By Bob Houghtaling
I recently escorted a contingent of locals to PPAC to see Crosby, Stills and Nash perform. The event was part of my never-ending ’60s social justice tour featuring Richie Havens (now deceased), Bob Dylan, Peter Yarrow, Crosby, Stills and Nash as well as the late Tommy Makem. Along the way there have been trips to Occupy Providence, attendance at Les Miserables and numerous discussions. While attempting to teach about civil rights and social justice, I also get to live vicariously through those who come along on my sojourns.
As our group walked back to the parking lot after the concert, a bunch of guys drinking outside of a bar asked us where we had come from. After answering, we overheard one of them say, “That’s why there are so many old people coming around.” While chuckling, I also felt a bit sad. Not so much for being one of those “old people,” but more for the fellas pouring down drinks, on a weekday night, dismissing others engaged in fun with some social justice mixed in. Who was “old”? Was it the utopian old farts or the young people piling down drinks? Maybe both. Maybe neither. Maybe old in this case pertains to attitude.
David Crosby, Stephen Stills and Graham Nash (as well as Neil Young on and off) were all big stars before getting together. Crosby was with the Byrds, Stills played for Buffalo Springfield and Nash was a key part of the Hollies early success. Young was also a member of Buffalo Springfield. When they got together CSN (Y) were called a “Super Group.” They wrote great stuff. They were (are) also quite political.
Vietnam, Civil Rights, women’s issues, the Cold War and a space race were all major topics during the mid ’60s to early ’70s. Many musical artists sang and wrote of those concerns. Pete Seeger, Bob Dylan, Richie Havens, Joan Baez, Harry Belafonte, John Fogerty along with others were a few of those who used their talent to express the zeitgeist of the time. Crosby, Stills, Nash and Young stood very close to the forefront. Songs like Wooden Ships, Ohio, Chicago, Woodstock, Cathedral (and others) spoke to nuclear war, protest and the role religion plays with politics.
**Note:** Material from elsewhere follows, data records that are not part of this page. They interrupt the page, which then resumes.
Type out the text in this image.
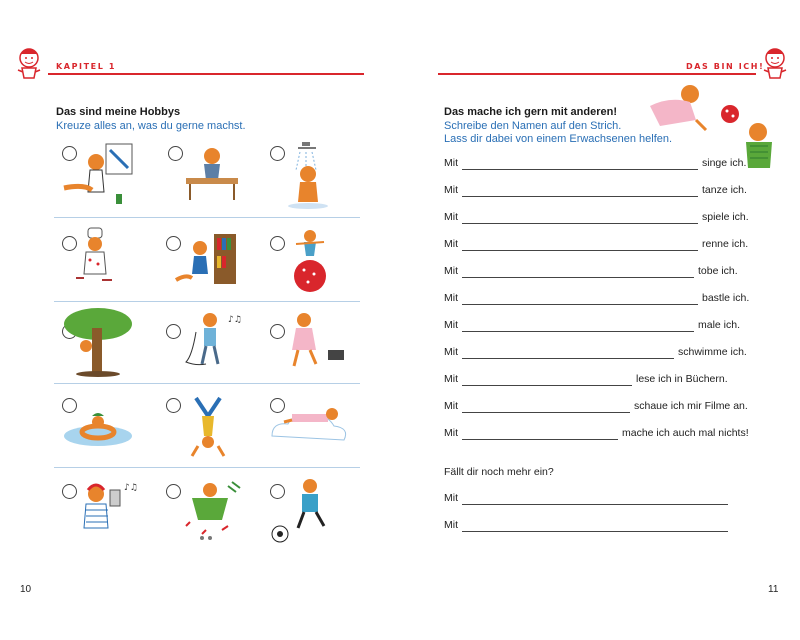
KAPITEL 1
Das sind meine Hobbys
Kreuze alles an, was du gerne machst.
♪♫
♪♫
10
DAS BIN ICH!
Das mache ich gern mit anderen!
Schreibe den Namen auf den Strich.
Lass dir dabei von einem Erwachsenen helfen.
11
Mit	singe ich.
Mit	tanze ich.
Mit	spiele ich.
Mit	renne ich.
Mit	tobe ich.
Mit	bastle ich.
Mit	male ich.
Mit	schwimme ich.
Mit	lese ich in Büchern.
Mit	schaue ich mir Filme an.
Mit	mache ich auch mal nichts!
Fällt dir noch mehr ein?
Mit
Mit
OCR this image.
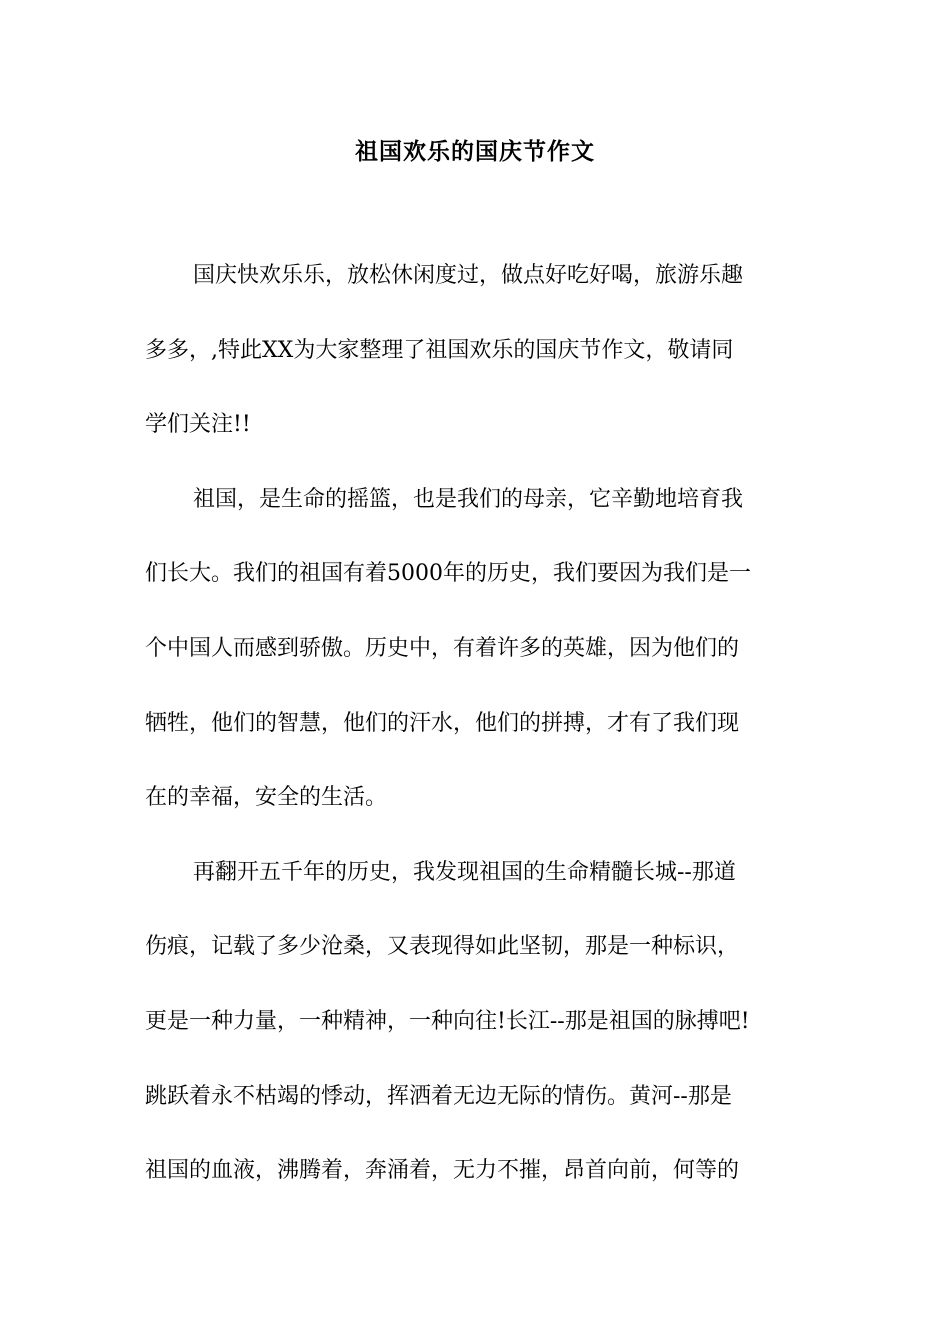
祖国欢乐的国庆节作文
国庆快欢乐乐，放松休闲度过，做点好吃好喝，旅游乐趣
多多，,特此XX为大家整理了祖国欢乐的国庆节作文，敬请同
学们关注!!
祖国，是生命的摇篮，也是我们的母亲，它辛勤地培育我
们长大。我们的祖国有着5000年的历史，我们要因为我们是一
个中国人而感到骄傲。历史中，有着许多的英雄，因为他们的
牺牲，他们的智慧，他们的汗水，他们的拼搏，才有了我们现
在的幸福，安全的生活。
再翻开五千年的历史，我发现祖国的生命精髓长城--那道
伤痕，记载了多少沧桑，又表现得如此坚韧，那是一种标识，
更是一种力量，一种精神，一种向往!长江--那是祖国的脉搏吧!
跳跃着永不枯竭的悸动，挥洒着无边无际的情伤。黄河--那是
祖国的血液，沸腾着，奔涌着，无力不摧，昂首向前，何等的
It was powerful. It was of the moment. Perhaps you had to be there. Perhaps.
Mark Patinkin, writing for the Providence Journal, offered a wonderful piece describing his attendance at the PPAC event. Patinkin explained how viscerally connected he was to CSN during his youth and their heyday. While enjoying the concert he also mused about the old days and how those old folks in the audience related to the music. He too felt that those not of the ’60s might have trouble understanding. Even though this is most likely true – it does not have to be.
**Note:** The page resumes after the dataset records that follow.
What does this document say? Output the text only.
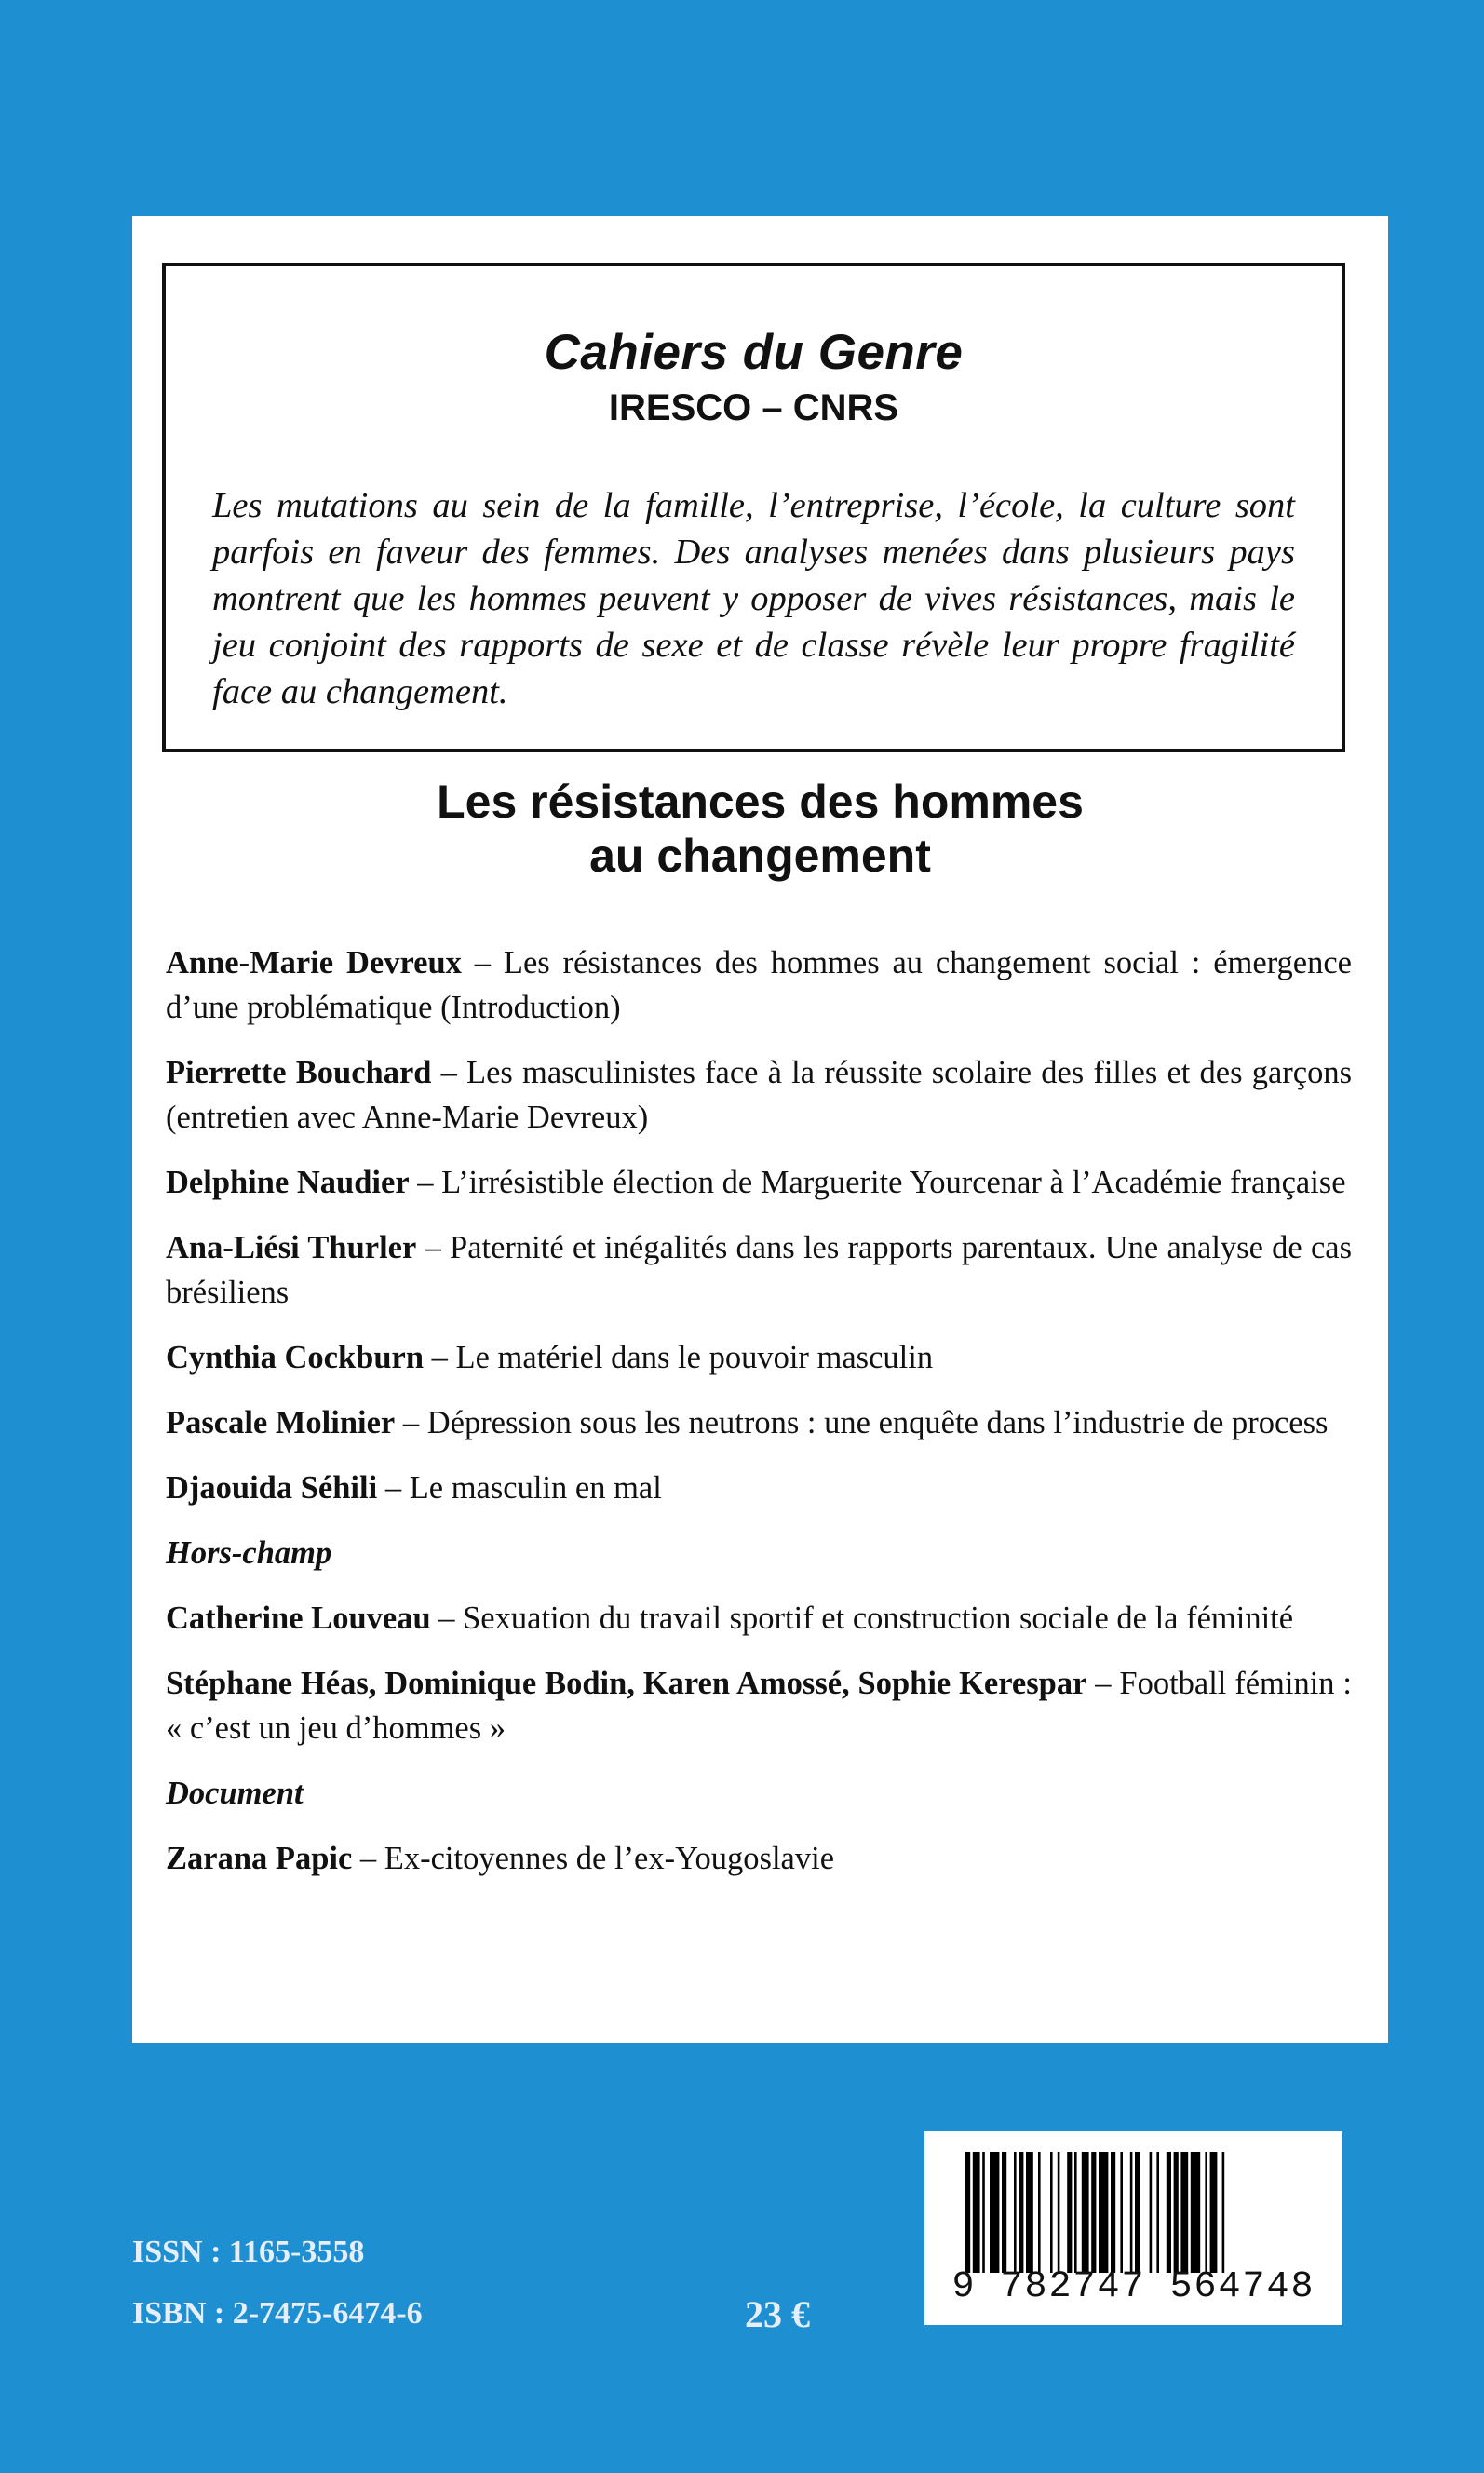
Cahiers du Genre
IRESCO – CNRS

Les mutations au sein de la famille, l’entreprise, l’école, la culture sont parfois en faveur des femmes. Des analyses menées dans plusieurs pays montrent que les hommes peuvent y opposer de vives résistances, mais le jeu conjoint des rapports de sexe et de classe révèle leur propre fragilité face au changement.

Les résistances des hommes
au changement
Anne-Marie Devreux – Les résistances des hommes au changement social : émergence d’une problématique (Introduction)
Pierrette Bouchard – Les masculinistes face à la réussite scolaire des filles et des garçons (entretien avec Anne-Marie Devreux)
Delphine Naudier – L’irrésistible élection de Marguerite Yourcenar à l’Académie française
Ana-Liési Thurler – Paternité et inégalités dans les rapports parentaux. Une analyse de cas brésiliens
Cynthia Cockburn – Le matériel dans le pouvoir masculin
Pascale Molinier – Dépression sous les neutrons : une enquête dans l’industrie de process
Djaouida Séhili – Le masculin en mal
Hors-champ
Catherine Louveau – Sexuation du travail sportif et construction sociale de la féminité
Stéphane Héas, Dominique Bodin, Karen Amossé, Sophie Kerespar – Football féminin : « c’est un jeu d’hommes »
Document
Zarana Papic – Ex-citoyennes de l’ex-Yougoslavie
ISSN : 1165-3558
ISBN : 2-7475-6474-6	23 €
9 782747 564748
There are many issues that need to be sung about today. Immigration, war, civil rights, wealth distribution and race relations are near the top of the list. Sometimes I wonder where are the Dylans and Seegers? To some extent they have been reduced to history. To some extent we view them as stuff of hippy legend.
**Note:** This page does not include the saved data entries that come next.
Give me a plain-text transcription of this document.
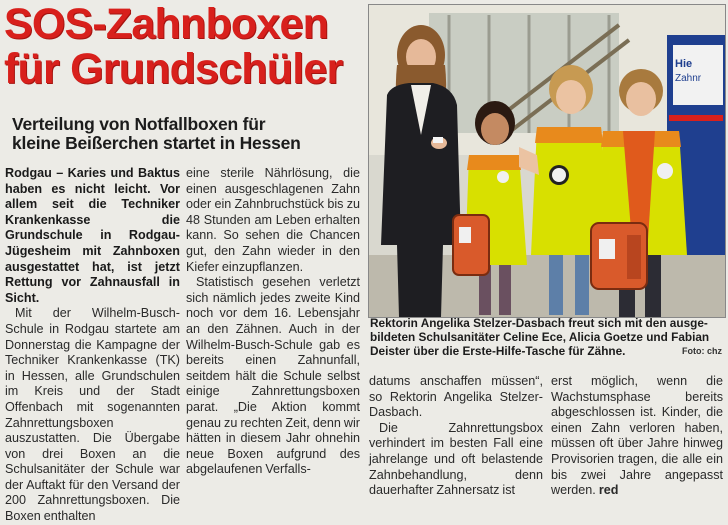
SOS-Zahnboxen
für Grundschüler
Verteilung von Notfallboxen für
kleine Beißerchen startet in Hessen

Rodgau – Karies und Baktus haben es nicht leicht. Vor allem seit die Techniker Krankenkasse die Grundschule in Rodgau-Jügesheim mit Zahnboxen ausgestattet hat, ist jetzt Rettung vor Zahnausfall in Sicht.

Mit der Wilhelm-Busch-Schule in Rodgau startete am Donnerstag die Kampagne der Techniker Krankenkasse (TK) in Hessen, alle Grundschulen im Kreis und der Stadt Offenbach mit sogenannten Zahnrettungsboxen auszustatten. Die Übergabe von drei Boxen an die Schulsanitäter der Schule war der Auftakt für den Versand der 200 Zahnrettungsboxen. Die Boxen enthalten

eine sterile Nährlösung, die einen ausgeschlagenen Zahn oder ein Zahnbruchstück bis zu 48 Stunden am Leben erhalten kann. So sehen die Chancen gut, den Zahn wieder in den Kiefer einzupflanzen.

Statistisch gesehen verletzt sich nämlich jedes zweite Kind noch vor dem 16. Lebensjahr an den Zähnen. Auch in der Wilhelm-Busch-Schule gab es bereits einen Zahnunfall, seitdem hält die Schule selbst einige Zahnrettungsboxen parat. „Die Aktion kommt genau zu rechten Zeit, denn wir hätten in diesem Jahr ohnehin neue Boxen aufgrund des abgelaufenen Verfalls-

Hie
Zahnr

Rektorin Angelika Stelzer-Dasbach freut sich mit den ausge-
bildeten Schulsanitäter Celine Ece, Alicia Goetze und Fabian
Deister über die Erste-Hilfe-Tasche für Zähne.	Foto: chz

datums anschaffen müssen“, so Rektorin Angelika Stelzer-Dasbach.

Die Zahnrettungsbox verhindert im besten Fall eine jahrelange und oft belastende Zahnbehandlung, denn dauerhafter Zahnersatz ist

erst möglich, wenn die Wachstumsphase bereits abgeschlossen ist. Kinder, die einen Zahn verloren haben, müssen oft über Jahre hinweg Provisorien tragen, die alle ein bis zwei Jahre angepasst werden. red
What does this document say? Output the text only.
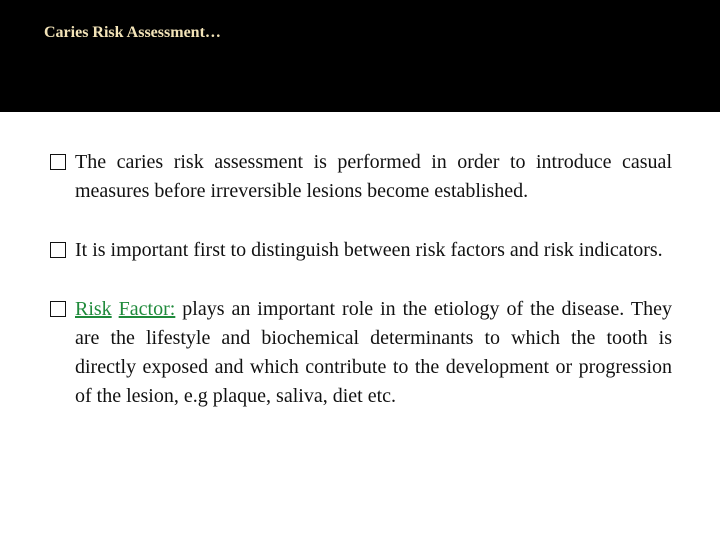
Caries Risk Assessment…
The caries risk assessment is performed in order to introduce casual measures before irreversible lesions become established.
It is important first to distinguish between risk factors and risk indicators.
Risk Factor: plays an important role in the etiology of the disease. They are the lifestyle and biochemical determinants to which the tooth is directly exposed and which contribute to the development or progression of the lesion, e.g plaque, saliva, diet etc.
Earlier I stated that 24 others accompanied me to the CSN concert. A number of those attendees were high school and college students. Some came for the music. Some came for the historical perspective. Maybe a few came to get out of the house. Whatever the reason, in the year 2069 (100 years after Woodstock) these same kids will be in their late 60s and early 70s – much like Crosby, Stills and Nash are now. Imagine what they will be able to tell their grandchildren. They will be able to tell them that they witnessed musicians who sang of a different time. They will be able to say they heard a band that sang of issues and concerns that are in the history books (or history iPads/computers/ Kindles). They will be able to help link their grandchildren to a profound time in American history.
The ’60s witnessed many struggles. It was a period that saw us land on the moon. It was also a time that gave us Martin Luther King Jr., Gloria Steinem and the Peace Corps. It was tumultuous. It was idealistic. It saw the power of music, the press, and people’s marches influence politics. Has this been lost? Do people care? The issues still abound. Are there voices to be heard? Will there be ears willing to listen? I do believe so.
At a time when many have lost faith in our nation’s leaders, believing is often hard to do. At a time when the Ukraine is on fire, Palestine in ruins and this nation’s wealthy control almost all the financial resources, change appears impossible. Sometimes the lyrics of the Muses are needed more than ever. Till then, “Carry on!”
P.S. We are now witness to violence all over the world. Although this might not be new, technology has brought scenes of horror and injustice into our homes. We must not ignore these happenings, no matter how distant or distasteful. To do so means denying that which links us as human beings. To do so means isolating ourselves from the pain many people experience.
On Sunday, Sept. 21, there will be a Recognition Celebration of the International Day of Peace. It will be held at Swift Gym from 1 to 4 p.m. and will includes short speeches, a peace walk and music. Please mark you calendars. More information will be provided as the date draws near.